MSN has a thriving comment section on a free non-paywalled version of the Business Insider coverage about my work and the backlash from the end of last week. If you haven’t been able to read it previously, you can skim it over there, and the conversation developing. Some 90 comments so far over there.
It’s mostly the usual grab bag litany of complaints I’ve gotten accustomed to turning out over the course of the past 18 months or so of having people flip out on me for merely following my creative impulses and experiment with AI tools openly. So I won’t rehash any of the common negative elements cropping up over there this time.
Instead I’ll highlight some of the quasi-supportive comments below:
“I won’t use new-fangled technologies ‘cuz I’m afraid of change. I won’t fly in a plane ‘cuz if God wanted man to fly…” yadda, yadda, yadda.
A.I. is a tool, nothing more. What is written AND THEN HUMAN EDITED, is still a human creation.It’s the spammers who throw out crap-articles without even spell-checking, let alone using any editing skills, that are the problem, NOT A.I.
It’s a tool, people, that’s all. It’s up to US HUMANS to use discernment instead of knee-jerk reactions.
If you really feel that way, you should stop using technology.
Another:
Technology only ever progresses one direction, you either learn to adapt to it, or get replaced by it. This Author knows whats what, and all those fighting it well, their going to go the same way the people fighting the industrial or any other technological revolution.

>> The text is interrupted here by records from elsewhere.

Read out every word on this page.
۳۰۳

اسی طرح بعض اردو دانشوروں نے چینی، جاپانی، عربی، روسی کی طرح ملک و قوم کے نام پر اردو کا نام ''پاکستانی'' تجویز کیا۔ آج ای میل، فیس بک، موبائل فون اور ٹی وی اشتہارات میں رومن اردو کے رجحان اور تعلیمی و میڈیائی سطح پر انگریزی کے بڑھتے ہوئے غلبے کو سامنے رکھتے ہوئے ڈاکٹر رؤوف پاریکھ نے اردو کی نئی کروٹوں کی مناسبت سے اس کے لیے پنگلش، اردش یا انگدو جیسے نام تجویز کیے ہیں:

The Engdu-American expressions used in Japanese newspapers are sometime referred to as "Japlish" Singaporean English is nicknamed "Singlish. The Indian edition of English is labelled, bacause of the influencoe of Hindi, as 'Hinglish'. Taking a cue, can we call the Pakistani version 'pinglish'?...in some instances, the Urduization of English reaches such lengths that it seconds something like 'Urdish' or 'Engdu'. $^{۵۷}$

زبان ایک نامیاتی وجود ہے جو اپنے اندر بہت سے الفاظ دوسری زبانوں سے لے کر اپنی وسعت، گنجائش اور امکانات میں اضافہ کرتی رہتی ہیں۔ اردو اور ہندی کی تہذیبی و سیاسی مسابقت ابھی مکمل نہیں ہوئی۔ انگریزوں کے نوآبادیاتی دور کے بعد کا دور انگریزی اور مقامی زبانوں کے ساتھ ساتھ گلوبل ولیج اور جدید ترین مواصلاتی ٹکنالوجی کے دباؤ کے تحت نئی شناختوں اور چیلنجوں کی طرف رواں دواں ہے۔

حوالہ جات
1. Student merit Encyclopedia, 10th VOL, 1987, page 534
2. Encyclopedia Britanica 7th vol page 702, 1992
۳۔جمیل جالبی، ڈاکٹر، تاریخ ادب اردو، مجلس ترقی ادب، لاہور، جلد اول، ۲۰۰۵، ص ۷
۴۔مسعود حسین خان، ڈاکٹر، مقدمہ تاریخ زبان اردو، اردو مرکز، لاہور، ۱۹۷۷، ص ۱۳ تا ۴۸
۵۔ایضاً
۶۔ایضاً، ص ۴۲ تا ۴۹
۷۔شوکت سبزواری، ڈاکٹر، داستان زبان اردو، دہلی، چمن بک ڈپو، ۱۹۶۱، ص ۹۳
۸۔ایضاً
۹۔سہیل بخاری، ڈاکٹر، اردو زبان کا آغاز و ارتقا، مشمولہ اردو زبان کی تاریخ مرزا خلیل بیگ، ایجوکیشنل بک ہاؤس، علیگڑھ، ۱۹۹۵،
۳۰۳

Okay, this one isn’t “positive” but I think it’s illustrative in how wrong it is relative to my experience of being an artist and author using these tools and integrating them into creative workflows:
As a published author, I despise the use of AI to create any content that is commercially released to the general public. The use of AI sanitizes the creative process; it eliminates the risks, the challenges, and the rewards of something that is a uniquely human experience. The end result is just soulless content that fails to live up to what the end consumer truly deserves.
I would encourage anyone who doesn’t think my work “takes risks” to first examine the context: having thousands of people routinely tell you how you suck, and then tell me that in itself is not “risky” as a path to proceed down, let alone persist in. Then, if anyone actually read any of the books instead of trying to burn them, they might find that the actual context is incredibly risky, and incredibly *not* sanitized, and is in some instances highly challenging (I’m thinking especially of the VOMISA books, for one, but many others too). Anyway, I know I’ll never reach those people, but it feels at least good to process through these responses where they come up and understand where they score points and where they clearly fall short.
This one is a little funny:
“I made billions by not paying living, human, American employees for their labor, thus perpetuating poverty, starvation, homelessness, and crime.”
“My God, Jesus must love you because of your wealth. Prosperity has found you smart, business tycoon! Someone should do something with all these poors, btw.”
“I made thousands selling a book made by AI.”
“THEFT! EVIL! SOMEONE NEEDS TO SDO SOMETHING WITH AI!!!!”
There was another comment further up that said something to the effect of “He’s only doing it for the money!” But like, look around you, people. Literally the entirety of modern society is based on people doing things for money. And I’m the bad guy twirling a mustache while a beautiful damsel labelled “writing” is tied to the train tracks? I think not. Or, at least, don’t stop with me. Carry that criticism all the way forward.
And this has always been a point of mine:
I don’t care.
Are the books good? Because there are a lot of books out there, written by humans, that are garbage.
Plenty of humans chase the algorithm. Plenty of humans churn out garbage based on trends, and chasing pennies. Judge the work by the work.
Is this true about Tron?
If people enjoy the books who cares, so ridiculous. When Tron wasn’t eligible for an academy award because computer effects were “cheating”(look it up). Every time something new comes along this happens, it happened with PC paint programs when they started to get big, autotune was just “fake” music. If its entertaining and sells i don’t care where it comes from.
According to Wikipedia, it’s true! Who knew! (Apparently this guy ^^)
Tron received nominations for Best Costume Design[2] and Best Sound[3] at the 55th Academy Awards. It was however disqualified from the Best Visual Effects category because at the time the Academy felt that using computer animation was “cheating”.[4][5]
There are also definitely some AI-generated comments on this thread, but they’re boring, so I won’t reproduce them.
This idea that all of this is somehow “political repression” is interesting when we think about how integrated technology is now into politics, culture, etc.
An artist should be free to choose their own tools and media.
Anything else is political repression of art.
Don’t like it? Don’t buy it.
I think there may actually be a more even balance of semi-supporters on this thread than I have seen previously, so perhaps the tide is starting to turn…
Why does it matter how people create work that others enjoy? Next people will complain that he didn’t write the books on a manual typewriter or use parchment and quill.
That’s all for now. Almost caught up on my backlog here, but a few of the backlog items are a lot bigger and deserve one or multiple posts each, which I’ll continue to plug away on over the coming days.